La náutica de recreo ha comenzado este lunes la desescalada para el desarrollo de las primeras actividades individuales (vela deportiva no profesional) y visitas de los propietarios a sus barcos, de acuerdo con las limitaciones geográficas y horarias, a fin de comprobar el estado de las embarcaciones.  A partir de la fase 1, los aficionados ya podrán salir a navegar, de forma gradual, en grupos reducidos con las limitaciones y restricciones que determinen las administraciones competentes y con el cumplimiento estricto de las indicaciones de las autoridades sanitarias.

En este escenario y con el objetivo de garantizar al máximo la prevención y protección, tanto de los trabajadores que desempeñan sus tareas en las empresas del sector náutico e instalaciones náutico-deportivas como de los usuarios de la náutica de recreo, las principales asociaciones del sector -CEACNA (Confederación Española de Clubes Náuticos), ANEN (Asociación Nacional de Empresas Náuticas), AEGY (Asociación Española de Grandes Yates), ANAVRE (Asociación de Navegantes de Recreo)- han diseñado un protocolo propio que desean compartir con sus empresas asociadas, con el sector náutico empresarial, operadores de puertos deportivos, clubes náuticos y usuarios.

Este protocolo marco del sector náutico, compatible con el que está elaborando el ICTE (Instituto para la Calidad Turística Española) por encargo de la Secretaría de Estado de Turismo, para el sector náutico-turístico, con la participación de las asociaciones sectoriales indicadas supone un punto de partida, y su contenido deberá adaptarse a las instrucciones sanitarias que, en función de la evolución de la pandemia, dictaminen las autoridades. Las actualizaciones del mismo se comunicarán en las páginas web de las asociaciones que lo suscriben.

Con su difusión, el sector náutico quiere facilitar a todos los operadores de la náutica de recreo la adaptación de sus procesos de higienización de instalaciones, la protección de sus trabajadores y también ofrecer a los usuarios información y recomendaciones para que puedan conocer con antelación normas básicas de comportamiento cuando acudan a las instalaciones y a las embarcaciones.

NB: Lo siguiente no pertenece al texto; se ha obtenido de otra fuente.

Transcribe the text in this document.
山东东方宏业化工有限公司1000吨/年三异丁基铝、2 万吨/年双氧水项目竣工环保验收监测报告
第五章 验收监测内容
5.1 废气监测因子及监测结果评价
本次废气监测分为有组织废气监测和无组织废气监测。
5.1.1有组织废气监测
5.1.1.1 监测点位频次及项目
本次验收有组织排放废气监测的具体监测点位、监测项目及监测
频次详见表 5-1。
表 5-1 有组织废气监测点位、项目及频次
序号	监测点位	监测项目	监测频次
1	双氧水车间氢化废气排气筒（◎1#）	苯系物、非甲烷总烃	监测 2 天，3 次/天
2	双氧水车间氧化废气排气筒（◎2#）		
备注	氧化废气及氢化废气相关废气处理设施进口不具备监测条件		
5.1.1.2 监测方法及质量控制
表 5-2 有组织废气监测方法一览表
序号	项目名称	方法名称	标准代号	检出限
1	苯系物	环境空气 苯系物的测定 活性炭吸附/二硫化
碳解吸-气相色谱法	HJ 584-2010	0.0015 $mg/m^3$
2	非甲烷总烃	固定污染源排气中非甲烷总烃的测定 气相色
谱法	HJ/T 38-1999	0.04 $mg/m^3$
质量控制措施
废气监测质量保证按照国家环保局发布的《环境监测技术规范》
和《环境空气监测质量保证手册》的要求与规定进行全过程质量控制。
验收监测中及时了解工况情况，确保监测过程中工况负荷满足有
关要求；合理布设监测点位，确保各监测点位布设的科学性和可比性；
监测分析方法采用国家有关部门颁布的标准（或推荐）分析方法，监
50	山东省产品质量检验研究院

Para ello, se han incluido en el documento ejemplos de material informativo y cartelería recomendada, para su exposición en establecimientos e instalaciones náuticas.

El protocolo también incluye recomendaciones para empresas de alquiler de embarcaciones, buques y artefactos flotantes y de playa,  escuelas de deportes náuticos y actividades náuticas, así como establecimientos para la venta y comercialización de embarcaciones y su equipamiento.